When running in Amazon cloud

  1. AWS Container Service will place multiple containers on the same EC2 instance. This decision is based on the amount of memory and number of cores required by the container, so be sure to specify the memory-requirement in the input file correctly. Otherwise, random processes may start failing due to overuse of EC2 instances

  2. The kill command may not correctly kill a cluster and cloudformation components due to dependencies. It is difficult to identify all the dependencies programmatically; in such cases, you have to go to the cloudformation link in the AWS Console and manually delete those stacks. In my observation, the EC2 instances are terminated properly with the kill command. AWS will not allow you to create more clusters if the maximum number of VPCs has been reached. VPCs should get deleted along with the clusters when kill is executed, but this is not always the case. You need to delete them manually. From the AWS discussion groups, this appears to be an issue that is affecting many people.

  3. AWS only a allows a limited number of Virtual Private Clouds (VPC), which are created by the ECS service for each cluster. Deleting VPCs is difficult through the command-line AWS interface because they have other dependencies.
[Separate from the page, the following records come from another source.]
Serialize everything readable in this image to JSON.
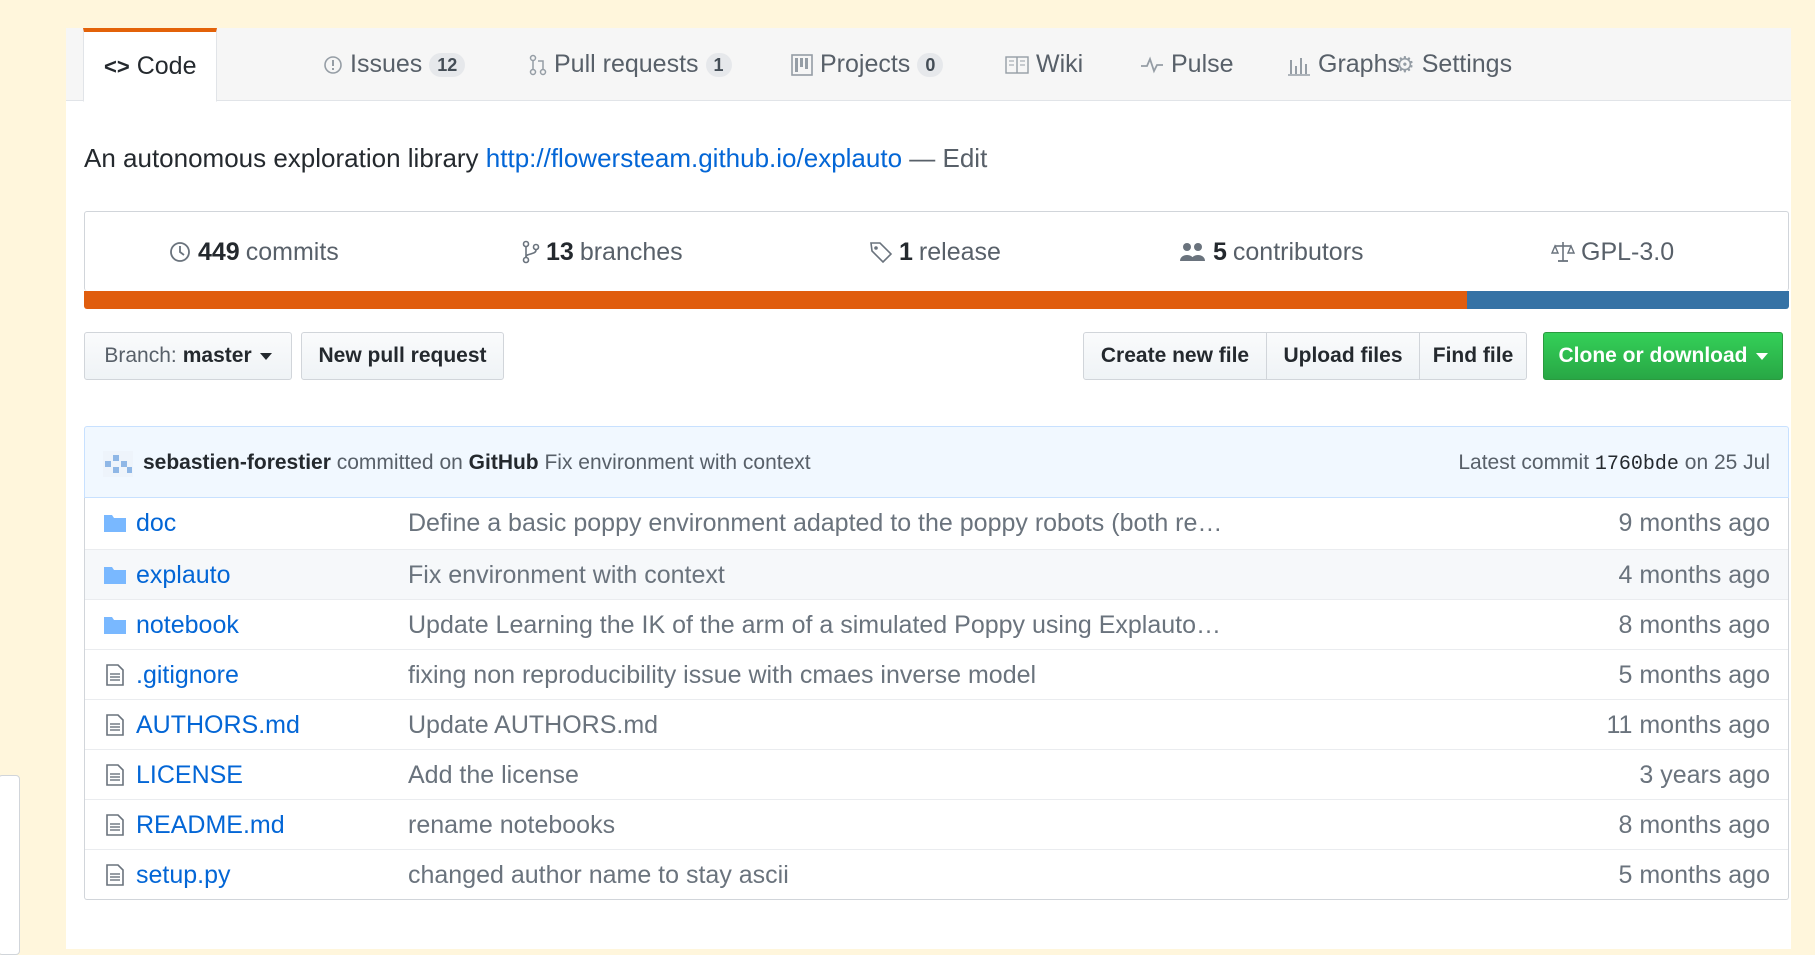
{
  "tabs": [
    {
      "label": "Code",
      "count": null,
      "icon": "code-icon"
    },
    {
      "label": "Issues",
      "count": "12",
      "icon": "issue-icon"
    },
    {
      "label": "Pull requests",
      "count": "1",
      "icon": "pull-request-icon"
    },
    {
      "label": "Projects",
      "count": "0",
      "icon": "project-icon"
    },
    {
      "label": "Wiki",
      "count": null,
      "icon": "book-icon"
    },
    {
      "label": "Pulse",
      "count": null,
      "icon": "pulse-icon"
    },
    {
      "label": "Graphs",
      "count": null,
      "icon": "graph-icon"
    },
    {
      "label": "Settings",
      "count": null,
      "icon": "gear-icon"
    }
  ],
  "description": {
    "text": "An autonomous exploration library",
    "url": "http://flowersteam.github.io/explauto",
    "edit": "— Edit"
  },
  "summary": {
    "commits": {
      "count": "449",
      "label": "commits"
    },
    "branches": {
      "count": "13",
      "label": "branches"
    },
    "releases": {
      "count": "1",
      "label": "release"
    },
    "contributors": {
      "count": "5",
      "label": "contributors"
    },
    "license": "GPL-3.0"
  },
  "languages": [
    {
      "color": "#e05d0e",
      "percent": 81.1
    },
    {
      "color": "#3572a5",
      "percent": 18.9
    }
  ],
  "branch": {
    "label": "Branch:",
    "name": "master"
  },
  "buttons": {
    "new_pull_request": "New pull request",
    "create_new_file": "Create new file",
    "upload_files": "Upload files",
    "find_file": "Find file",
    "clone_or_download": "Clone or download"
  },
  "commit": {
    "author": "sebastien-forestier",
    "committed_on": "committed on",
    "platform": "GitHub",
    "message": "Fix environment with context",
    "latest_label": "Latest commit",
    "sha": "1760bde",
    "date": "on 25 Jul"
  },
  "files": [
    {
      "type": "dir",
      "name": "doc",
      "message": "Define a basic poppy environment adapted to the poppy robots (both re…",
      "age": "9 months ago"
    },
    {
      "type": "dir",
      "name": "explauto",
      "message": "Fix environment with context",
      "age": "4 months ago"
    },
    {
      "type": "dir",
      "name": "notebook",
      "message": "Update Learning the IK of the arm of a simulated Poppy using Explauto…",
      "age": "8 months ago"
    },
    {
      "type": "file",
      "name": ".gitignore",
      "message": "fixing non reproducibility issue with cmaes inverse model",
      "age": "5 months ago"
    },
    {
      "type": "file",
      "name": "AUTHORS.md",
      "message": "Update AUTHORS.md",
      "age": "11 months ago"
    },
    {
      "type": "file",
      "name": "LICENSE",
      "message": "Add the license",
      "age": "3 years ago"
    },
    {
      "type": "file",
      "name": "README.md",
      "message": "rename notebooks",
      "age": "8 months ago"
    },
    {
      "type": "file",
      "name": "setup.py",
      "message": "changed author name to stay ascii",
      "age": "5 months ago"
    }
  ]
}
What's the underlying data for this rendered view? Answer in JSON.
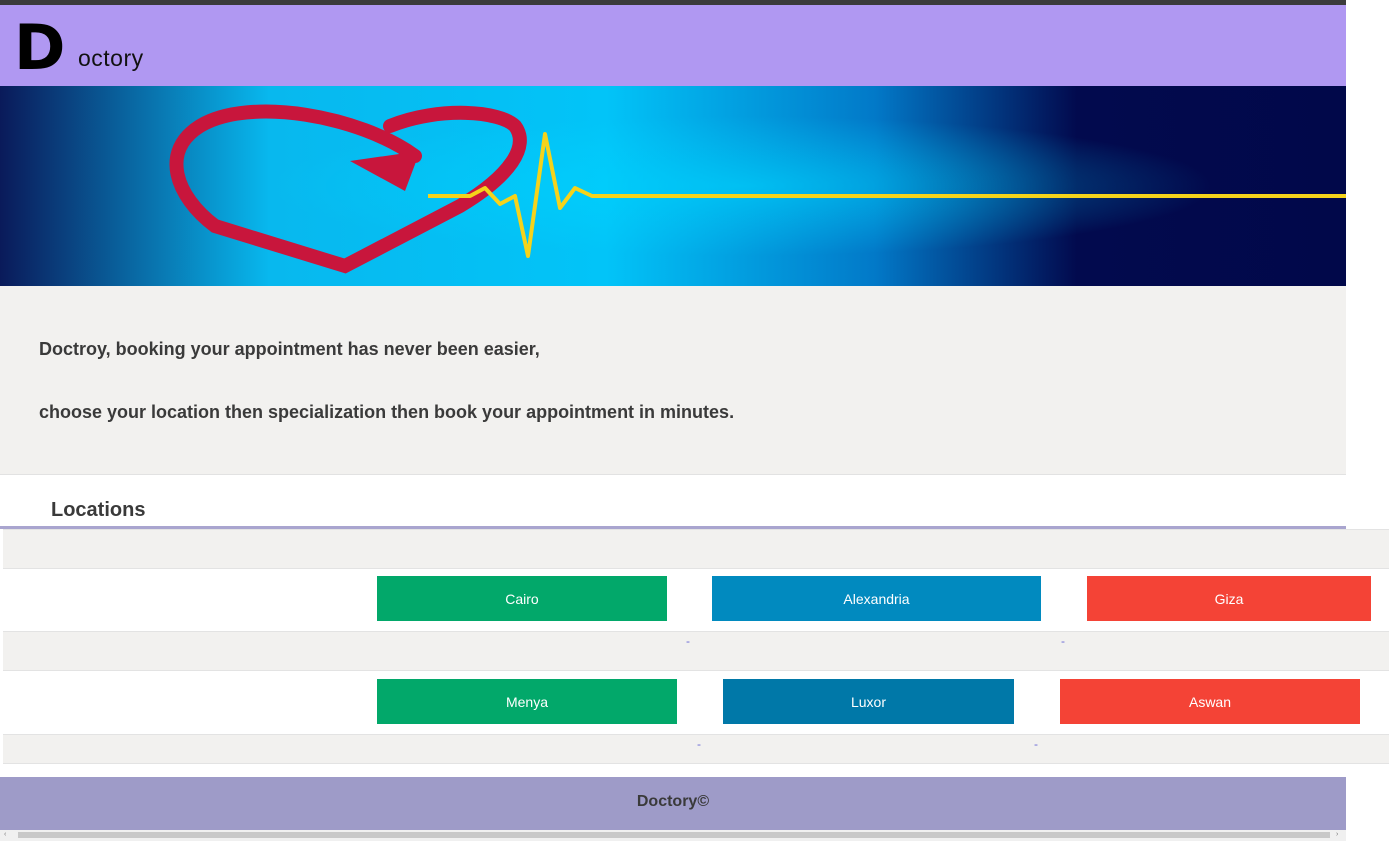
{
  "header": {
    "logo_initial": "D",
    "logo_rest": "octory",
    "bg_color": "#b098f2"
  },
  "banner": {
    "description_icon": "heart-pulse-banner"
  },
  "intro": {
    "line1": "Doctroy, booking your appointment has never been easier,",
    "line2": "choose your location then specialization then book your appointment in minutes."
  },
  "locations": {
    "title": "Locations",
    "row1": [
      {
        "label": "Cairo",
        "color": "#02a86a"
      },
      {
        "label": "Alexandria",
        "color": "#018abf"
      },
      {
        "label": "Giza",
        "color": "#f44336"
      }
    ],
    "row1_separators": [
      "-",
      "-"
    ],
    "row2": [
      {
        "label": "Menya",
        "color": "#02a86a"
      },
      {
        "label": "Luxor",
        "color": "#0078a8"
      },
      {
        "label": "Aswan",
        "color": "#f44336"
      }
    ],
    "row2_separators": [
      "-",
      "-"
    ]
  },
  "footer": {
    "text": "Doctory©",
    "bg_color": "#9e9bc8"
  },
  "scrollbar": {
    "left_arrow": "‹",
    "right_arrow": "›"
  }
}
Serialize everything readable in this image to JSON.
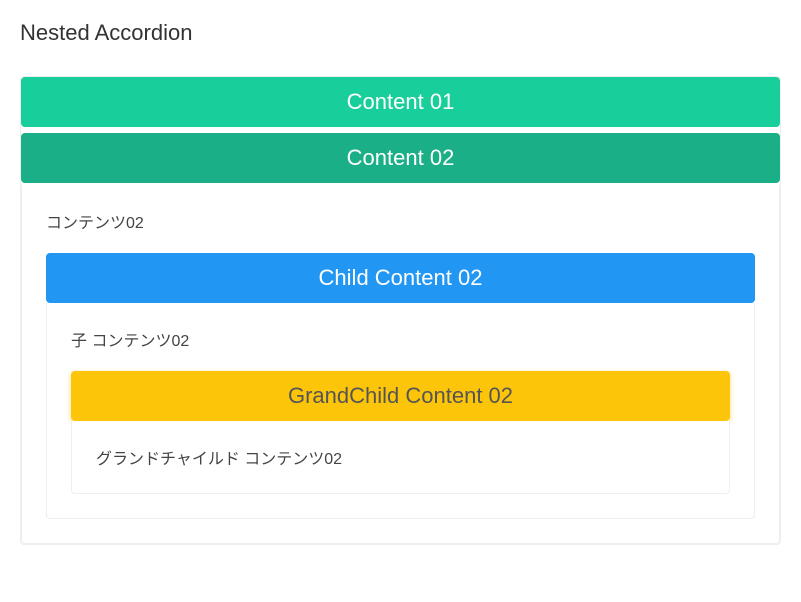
{
  "title": "Nested Accordion",
  "accordion": {
    "item1": {
      "header": "Content 01"
    },
    "item2": {
      "header": "Content 02",
      "body_text": "コンテンツ02",
      "child": {
        "header": "Child Content 02",
        "body_text": "子 コンテンツ02",
        "grandchild": {
          "header": "GrandChild Content 02",
          "body_text": "グランドチャイルド コンテンツ02"
        }
      }
    }
  }
}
Deleting the VPCs from the AWS Console is relatively easy, however.

##Prerequisites 1) Docker, see instructions here: https://docs.docker.com/engine/installation/ Add yourself to docker group.

2) Python 2.7 or greater.

3) Use pip to install the following Python packages: pyaml, python-dateutil, awscli

4) NPM and NodeJS version 6+

5) Kubernetes 1.2.4. Download from https://github.com/kubernetes/kubernetes/releases/download/v1.2.4/

6) MongoDB. Google will tell you how to install it.

##License

MIT License

Copyright (c) 2016 Deepak Chandran

Permission is hereby granted, free of charge, to any person obtaining a copy of this software and associated documentation files (the "Software"), to deal in the Software without restriction, including without limitation the rights to use, copy, modify, merge, publish, distribute, sublicense, and/or sell copies of the Software, and to permit persons to whom the Software is furnished to do so, subject to the following conditions:

The above copyright notice and this permission notice shall be included in all copies or substantial portions of the Software.

THE SOFTWARE IS PROVIDED "AS IS", WITHOUT WARRANTY OF ANY KIND, EXPRESS OR IMPLIED, INCLUDING BUT NOT LIMITED TO THE WARRANTIES OF MERCHANTABILITY, FITNESS FOR A PARTICULAR PURPOSE AND NONINFRINGEMENT. IN NO EVENT SHALL THE AUTHORS OR COPYRIGHT HOLDERS BE LIABLE FOR ANY CLAIM, DAMAGES OR OTHER LIABILITY, WHETHER IN AN ACTION OF CONTRACT, TORT OR OTHERWISE, ARISING FROM, OUT OF OR IN CONNECTION WITH THE SOFTWARE OR THE USE OR OTHER DEALINGS IN THE SOFTWARE.